D.: Perché dovrei pagare per la preparazione del ricorso? Tanti siti e forum gratuitamente forniscono consigli e pubblicano i moduli per i ricorsi.
R.: Un ricorso redatto solo su moduli e motivazioni standard ha scarse possibilità di successo. Per quanto possano sembrare tutti uguali, i verbali di accertamento delle infrazioni presentano differenze a volte sottili, anche in relazione alle circostanze specifiche dell'evento. La nostra specializzazione sui ricorsi contro verbali da Sicve Tutor consente di cogliere ogni anomalia giuridica e tecnica e di ricavarne altrettanti motivi di annullamento. Questa continua ricerca giuridica, giurisprudenziale e tecnica ovviamente ha un costo elevato in termini di tempo e risorse e deve quindi trovare una contropartita economica, seppur contenuta grazie appunto alla specializzazione nel solo settore del Sicve Tutor. La consulenza è comunque gratuita per quanto riguarda l'esame del verbale.
D.: Se si presenta il ricorso, la comunicazione dei dati del conducente deve essere comunque effettuata?

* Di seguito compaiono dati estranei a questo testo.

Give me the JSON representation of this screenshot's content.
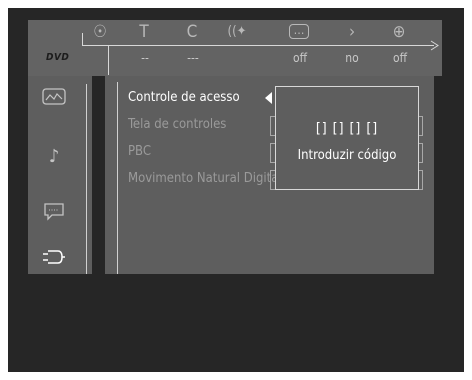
{
  "top_bar": {
    "logo": "DVD",
    "icons": [
      {
        "name": "angle-icon",
        "glyph": "☉"
      },
      {
        "name": "title-icon",
        "glyph": "T"
      },
      {
        "name": "chapter-icon",
        "glyph": "C"
      },
      {
        "name": "audio-icon",
        "glyph": "((✦"
      },
      {
        "name": "subtitle-icon",
        "glyph": "…"
      },
      {
        "name": "repeat-icon",
        "glyph": "›"
      },
      {
        "name": "zoom-icon",
        "glyph": "⊕"
      }
    ],
    "values": [
      "--",
      "---",
      "off",
      "no",
      "off"
    ]
  },
  "sidebar": {
    "items": [
      {
        "name": "picture-icon",
        "glyph": "⌇"
      },
      {
        "name": "music-note-icon",
        "glyph": "♪"
      },
      {
        "name": "speech-bubble-icon",
        "glyph": "▢"
      },
      {
        "name": "settings-plug-icon",
        "glyph": "⮌"
      }
    ]
  },
  "menu": {
    "items": [
      {
        "label": "Controle de acesso",
        "state": "active"
      },
      {
        "label": "Tela de controles",
        "state": "inactive"
      },
      {
        "label": "PBC",
        "state": "inactive"
      },
      {
        "label": "Movimento Natural Digital",
        "state": "inactive"
      }
    ]
  },
  "popup": {
    "code": "[] [] [] []",
    "prompt": "Introduzir código"
  },
  "colors": {
    "background": "#262626",
    "panel": "#5e5e5e",
    "active_text": "#ffffff",
    "inactive_text": "#9a9a9a"
  }
}
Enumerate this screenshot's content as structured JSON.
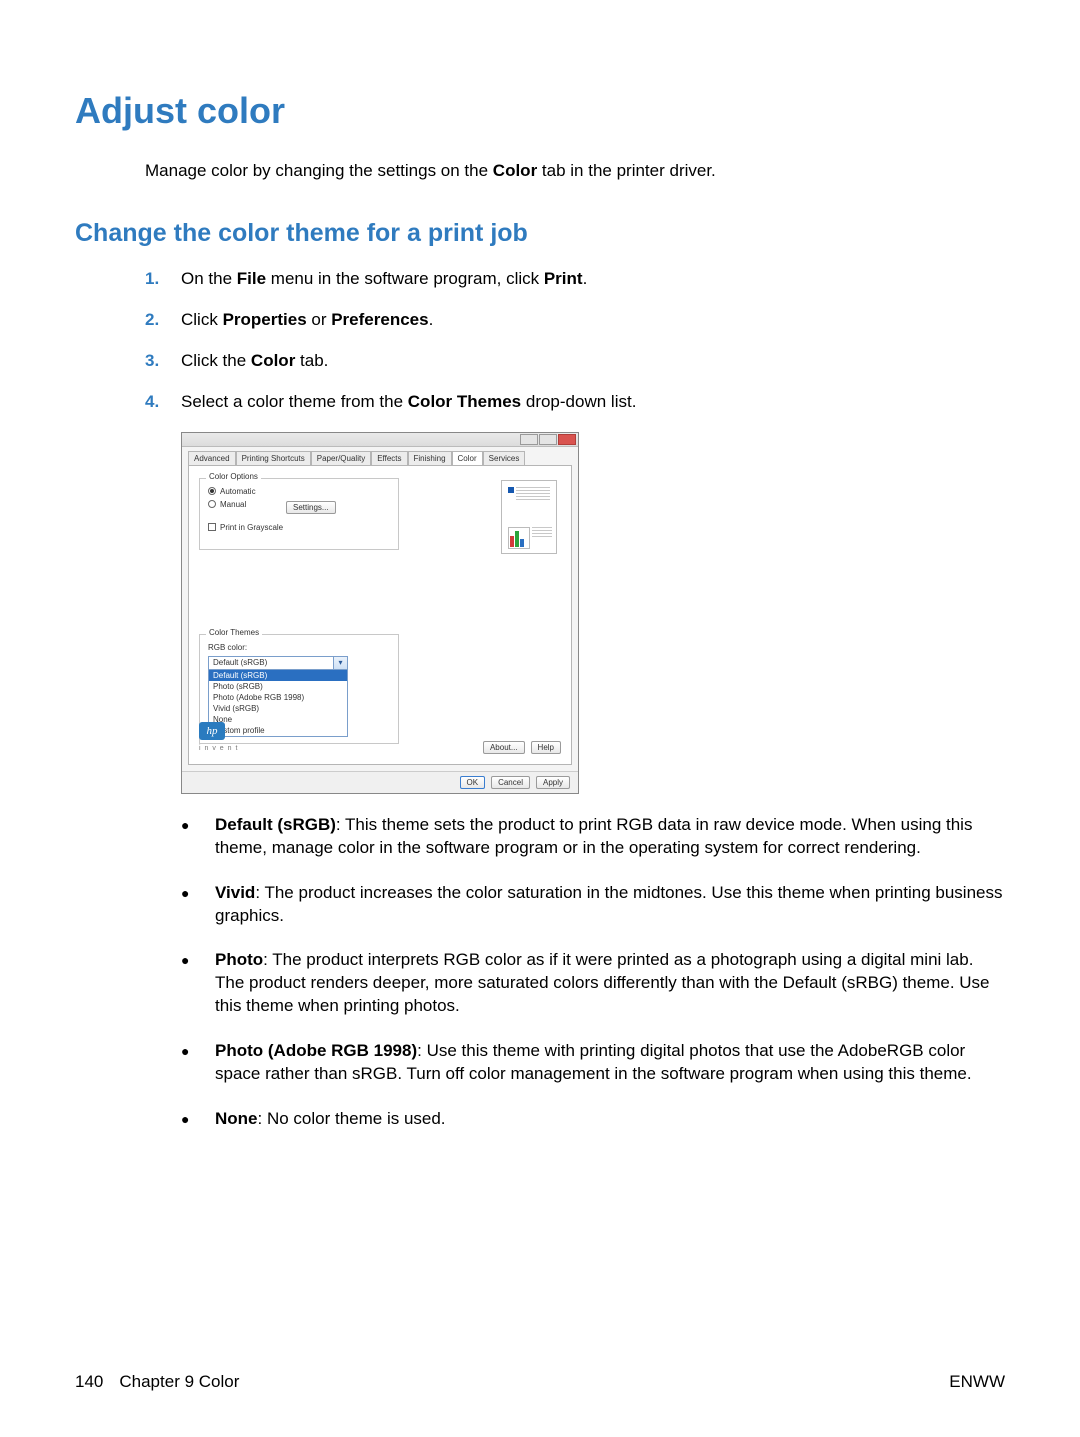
{
  "page": {
    "title": "Adjust color",
    "intro_pre": "Manage color by changing the settings on the ",
    "intro_bold": "Color",
    "intro_post": " tab in the printer driver.",
    "section_title": "Change the color theme for a print job"
  },
  "steps": {
    "s1": {
      "num": "1.",
      "a": "On the ",
      "b": "File",
      "c": " menu in the software program, click ",
      "d": "Print",
      "e": "."
    },
    "s2": {
      "num": "2.",
      "a": "Click ",
      "b": "Properties",
      "c": " or ",
      "d": "Preferences",
      "e": "."
    },
    "s3": {
      "num": "3.",
      "a": "Click the ",
      "b": "Color",
      "c": " tab."
    },
    "s4": {
      "num": "4.",
      "a": "Select a color theme from the ",
      "b": "Color Themes",
      "c": " drop-down list."
    }
  },
  "dialog": {
    "tabs": {
      "advanced": "Advanced",
      "shortcuts": "Printing Shortcuts",
      "paper": "Paper/Quality",
      "effects": "Effects",
      "finishing": "Finishing",
      "color": "Color",
      "services": "Services"
    },
    "color_options": {
      "group": "Color Options",
      "automatic": "Automatic",
      "manual": "Manual",
      "settings_btn": "Settings...",
      "grayscale": "Print in Grayscale"
    },
    "color_themes": {
      "group": "Color Themes",
      "label": "RGB color:",
      "selected": "Default (sRGB)",
      "options": {
        "o0": "Default (sRGB)",
        "o1": "Photo (sRGB)",
        "o2": "Photo (Adobe RGB 1998)",
        "o3": "Vivid (sRGB)",
        "o4": "None",
        "o5": "Custom profile"
      }
    },
    "logo_text": "hp",
    "invent": "i n v e n t",
    "buttons": {
      "about": "About...",
      "help": "Help",
      "ok": "OK",
      "cancel": "Cancel",
      "apply": "Apply"
    }
  },
  "bullets": {
    "b1": {
      "bold": "Default (sRGB)",
      "text": ": This theme sets the product to print RGB data in raw device mode. When using this theme, manage color in the software program or in the operating system for correct rendering."
    },
    "b2": {
      "bold": "Vivid",
      "text": ": The product increases the color saturation in the midtones. Use this theme when printing business graphics."
    },
    "b3": {
      "bold": "Photo",
      "text": ": The product interprets RGB color as if it were printed as a photograph using a digital mini lab. The product renders deeper, more saturated colors differently than with the Default (sRBG) theme. Use this theme when printing photos."
    },
    "b4": {
      "bold": "Photo (Adobe RGB 1998)",
      "text": ": Use this theme with printing digital photos that use the AdobeRGB color space rather than sRGB. Turn off color management in the software program when using this theme."
    },
    "b5": {
      "bold": "None",
      "text": ": No color theme is used."
    }
  },
  "footer": {
    "page_num": "140",
    "chapter": "Chapter 9   Color",
    "right": "ENWW"
  }
}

R.: Sì. Anche se questo punto non è del tutto chiarito a livello giurisprudenziale, per evitare problemi è opportuno inviare la comuniazione nei termini. In ogni caso, fino all'esito del ricorso non può essere effettuata alcuna decurtazione di punti dalla patente.

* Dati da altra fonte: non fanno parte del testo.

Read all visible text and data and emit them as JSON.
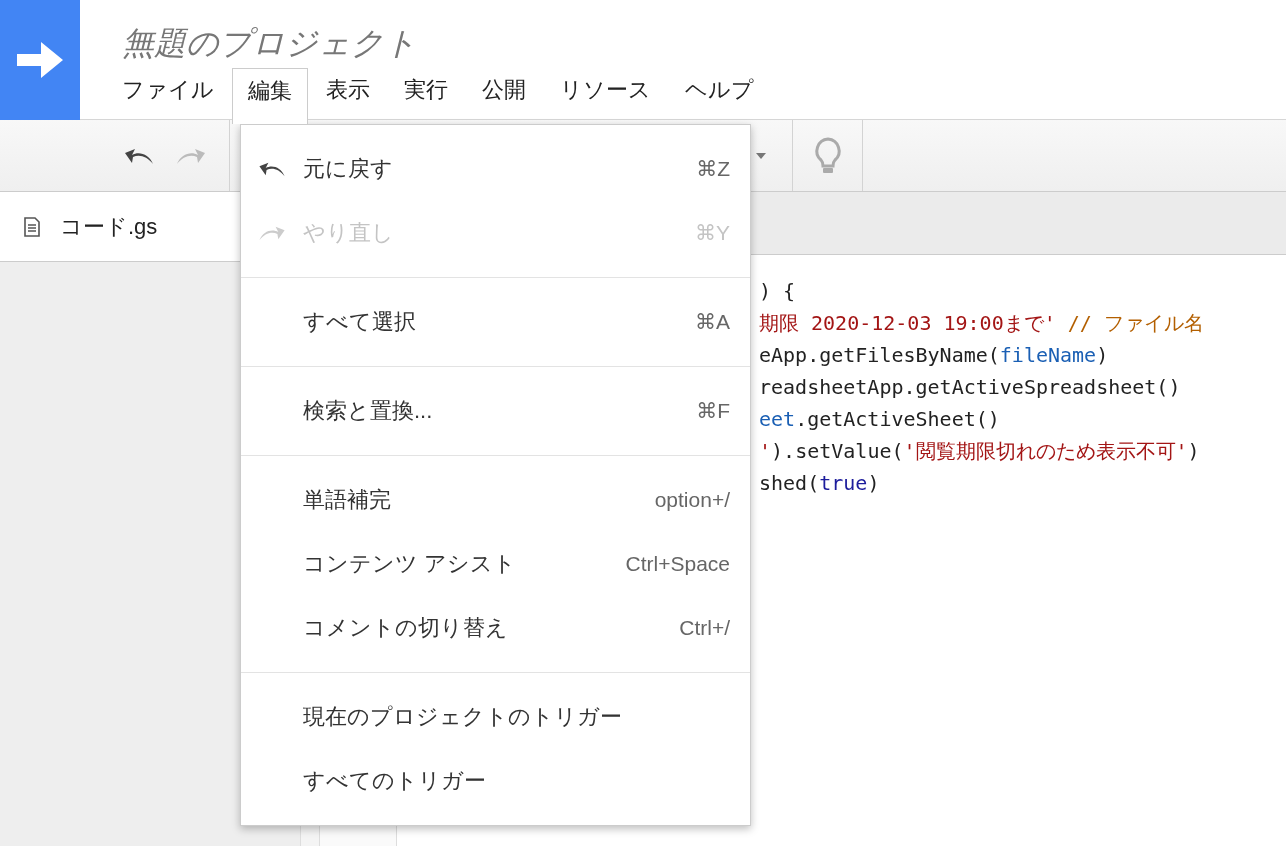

D.: In caso di più verbali a distanza ravvicinata, devo pagarli tutti?
R.: I questi casi la legge prevede la possibilità di chiedere l'applicazione di una sola sanzione (in subordine all'annullamento), il quale, valutata la sussistenza dei presupposti, accoglierà la richiesta, eventualmente con un aumento stabilito dal giudice.
D.: Quali documenti devono essere allegati al ricorso?

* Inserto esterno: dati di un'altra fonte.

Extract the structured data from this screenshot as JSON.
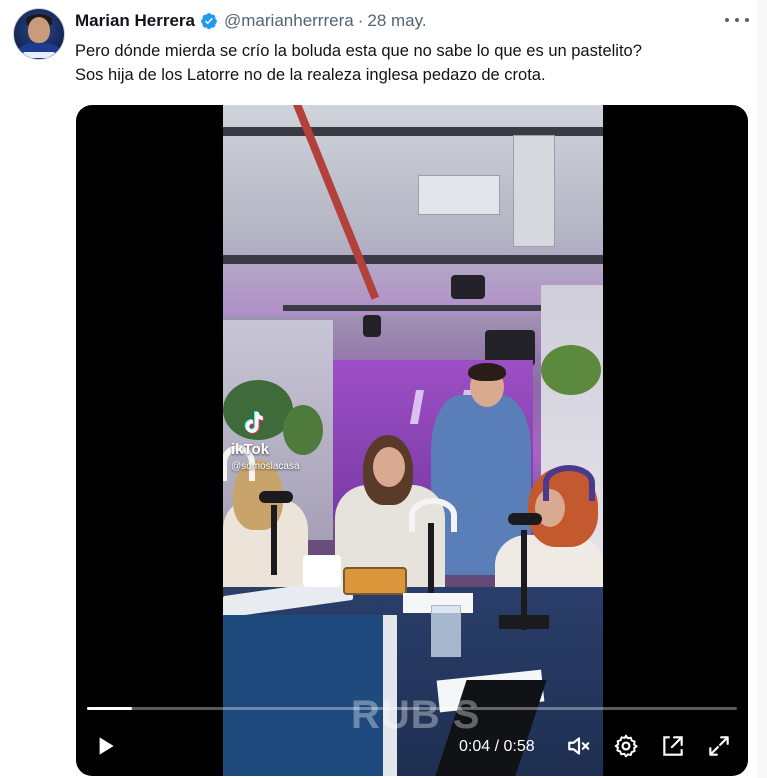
{
  "author": {
    "name": "Marian Herrera",
    "handle": "@marianherrrera",
    "separator": "·",
    "date": "28 may."
  },
  "icons": {
    "avatar": "user-avatar-photo",
    "verified": "verified-badge-icon",
    "more": "more-options-icon",
    "play": "play-icon",
    "mute": "volume-muted-icon",
    "settings": "gear-icon",
    "dock": "picture-in-picture-icon",
    "fullscreen": "fullscreen-icon"
  },
  "tweet": {
    "lines": [
      "Pero dónde mierda se crío la boluda esta que no sabe lo que es un pastelito?",
      "Sos hija de los Latorre no de la realeza inglesa pedazo de crota."
    ]
  },
  "video": {
    "watermark": {
      "brand": "TikTok",
      "brand_visible": "ikTok",
      "handle": "@somoslacasa"
    },
    "overlay_text": "RUBIUS",
    "overlay_visible": "RUB  S",
    "current_time": "0:04",
    "duration": "0:58",
    "time_display": "0:04 / 0:58",
    "progress_fraction": 0.069
  },
  "colors": {
    "verified_blue": "#1d9bf0",
    "text_primary": "#0f1419",
    "text_secondary": "#536471",
    "video_bg": "#000000"
  }
}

R.: Alla prima copia del ricorso vanno allegati: il verbale di accertamento originale, completo di relazione di notificazione e busta e della eventuale conferma di notifica che deve pervenire da Poste Italiane tramite raccomandata qualche giorno dopo il verbale se questo è stato notificato a persona diversa dal destinatario. Nel caso entrambi questi due ultimi documenti siano andati smarriti, si può comunque rimediare. Andrà inoltre allegata la documentazione che indicheremo in base al caso specifico.
D.: Se il ricorso non viene accolto, la multa raddoppia?
R.: Contrariamente al Prefetto, il Giudice di Pace non ha l'obbligo di raddoppiare l'importo in caso di ricorso respinto. Nella stragrande maggioranza dei casi, se il ricorso al Giudice di Pace non viene accolto l'importo della sanzione rimane comunque lo stesso del verbale originario.
D.: Come si calcola il termine di scadenza per la presentazione del ricorso?
R.: Si devono contare 60 giorni di calendario (compresi i festivi) a partire dal giorno successivo alla notifica. Se il deposito del ricorso avviene tramite posta raccomandata a.r., ai fini del calcolo del termine fa fede la data di spedizione. Dal 1° agosto al 15 settembre opera la sospensione dei termini processuali.
D.: Come verrò a conoscenza della data dell'udienza?
R.: Se non potete eleggere un domicilio nello stesso comune sede del Giudice di Pace al quale è stato presentato il ricorso, tutte le comunicazioni saranno depositate presso la cancelleria del Giudice di Pace stesso. Dal 13 agosto 2010, a seguito delle modifiche introdotte dalla Legge n. 120 del 29 luglio 2010, le notifiche possono essere eseguite via fax o e-mail (per chi ha la firma digitale e la P.E.C.). Inoltre, per molte sedi di Giudice di Pace è attiva una procedura telematica che consente in controllo dello stato del procedimento tramite un apposito sito internet.
D.: Devo presenziare obbligatoriamente alla prima udienza?
R.: In linea di principio, in base alle sentenze della Corte Costituzionale n. 534/90 e 507/95, la mancata comparizione del ricorrente alla prima udienza senza giustificato motivo non comporta automaticamente la convalida del verbale impugnato. Solo il contestuale verificarsi di tre condizioni (Cass. 1246/08) consente al Giudice di decidere la convalida dell'atto amministrativo. In pratica però molti GdP convalidano il verbale se il ricorrente non si presenta.
D.: Devo recarmi personalmente all'udienza presso il Giudice di Pace?
R.: All'udienza bisogna comparire personalmente o tramite un proprio incaricato, indicato in calce al ricorso o con separato atto di delega.